Manage integration runtimes

Completed

In Data Factory, an activity defines the action to be performed. A linked service defines a target data store or a compute service. An integration runtime provides the infrastructure for the activity and linked services.

Integration Runtime is referenced by the linked service or activity, and provides the compute environment where the activity either runs on or gets dispatched from. This way, the activity can be performed in the region closest possible to the target data store or compute service in the most performant way while meeting security and compliance needs.

In short, the Integration Runtime (IR) is the compute infrastructure used by Azure Data Factory. It provides the following data integration capabilities across different network environments, including:

  • Data Flow: Execute a Data Flow in managed Azure compute environment.
  • Data movement: Copy data across data stores in public network and data stores in private network (on-premises or virtual private network). It provides support for built-in connectors, format conversion, column mapping, and performant and scalable data transfer.
  • Activity dispatch: Dispatch and monitor transformation activities running on a variety of compute services such as Azure Databricks, Azure HDInsight, Azure Machine Learning, Azure SQL Database, SQL Server, and more.
  • SSIS package execution: Natively execute SQL Server Integration Services (SSIS) packages in a managed Azure compute environment.

Whenever an Azure Data Factory instance is created, a default Integration Runtime environment is created that supports operations on cloud data stores and compute services in public network. This can be viewed when the integration runtime is set to Auto-Resolve

Integration runtime types

Data Factory offers three types of Integration Runtime, and you should choose the type that best serve the data integration capabilities and network environment needs you are looking for. These three types are:

  • Azure
  • Self-hosted
  • Azure-SSIS

You can explicitly define the Integration Runtime setting in the connectVia property, if this is not defined, then the default Integration Runtime is used with the property set to Auto-Resolve.

The following table describes the capabilities and network support for each of the integration runtime types:

IR type Public network Private network
Azure Data Flow Data Flow
Data movement Data movement
Activity Dispatch Activity Dispatch
Self-hosted Data movement Data movement
Activity dispatch Activity dispatch
Azure-SSIS SSIS package execution SSIS package execution

Determining which integration runtime to use

There are a range of factors that affect the Integration Runtime that you will use. The following is a guide that will help you select the right IR

Copy activity

For the Copy activity, it requires source and sink linked services to define the direction of data flow.
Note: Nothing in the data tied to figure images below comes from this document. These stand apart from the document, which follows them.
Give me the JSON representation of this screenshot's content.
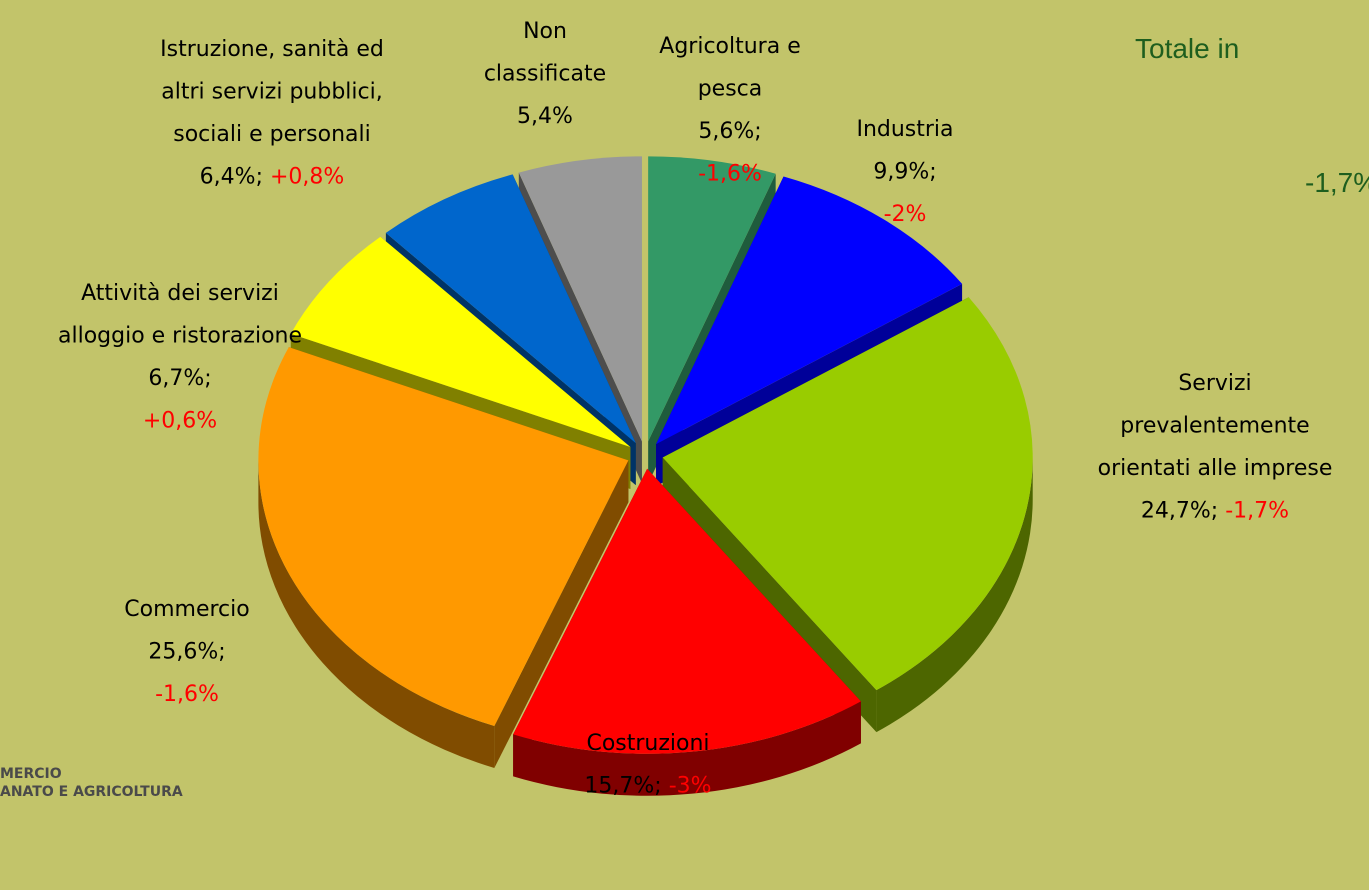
{
  "chart_data": {
    "type": "pie3d",
    "title": "Totale in",
    "total_change": -1.7,
    "total_change_label": "-1,7%",
    "logo": [
      "MERCIO",
      "ANATO E AGRICOLTURA"
    ],
    "categories": [
      "Agricoltura e\npesca",
      "Industria",
      "Servizi\nprevalentemente\norientati alle imprese",
      "Costruzioni",
      "Commercio",
      "Attività dei servizi\nalloggio e ristorazione",
      "Istruzione, sanità ed\naltri servizi pubblici,\nsociali e personali",
      "Non\nclassificate"
    ],
    "values": [
      5.6,
      9.9,
      24.7,
      15.7,
      25.6,
      6.7,
      6.4,
      5.4
    ],
    "value_labels": [
      "5,6%;",
      "9,9%;",
      "24,7%;",
      "15,7%;",
      "25,6%;",
      "6,7%;",
      "6,4%;",
      "5,4%"
    ],
    "changes": [
      -1.6,
      -2,
      -1.7,
      -3,
      -1.6,
      0.6,
      0.8,
      null
    ],
    "change_labels": [
      "-1,6%",
      "-2%",
      "-1,7%",
      "-3%",
      "-1,6%",
      "+0,6%",
      "+0,8%",
      null
    ],
    "colors": [
      "#339966",
      "#0000ff",
      "#99cc00",
      "#ff0000",
      "#ff9900",
      "#ffff00",
      "#0066cc",
      "#999999"
    ],
    "side_colors": [
      "#1f5c3d",
      "#000099",
      "#4d6600",
      "#800000",
      "#804c00",
      "#808000",
      "#003366",
      "#4d4d4d"
    ]
  }
}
The following logic is used to determine which integration runtime instance is used to perform the copy:

  • Copying between two cloud data sources: when both source and sink linked services are using Azure IR, ADF will use the regional Azure IR if you specified, or auto determine a location of Azure IR if you choose the auto-resolve IR (default) as described in Integration runtime location section.

  • Copying between a cloud data source and a data source in private network: if either source or sink linked service points to a self-hosted IR, the copy activity is executed on that self-hosted Integration Runtime.

  • Copying between two data sources in private network: both the source and sink linked Service must point to the same instance of integration runtime, and that integration runtime is used to execute the copy Activity.

Lookup and GetMetadata activity

The Lookup and GetMetadata activity is executed on the integration runtime associated to the data store linked service.

Transformation activity

Each transformation activity has a target compute Linked Service, which points to an integration runtime. This integration runtime instance is where the transformation activity is dispatched from.

Data Flow activity

Data Flow activity is executed on the integration runtime associated to it.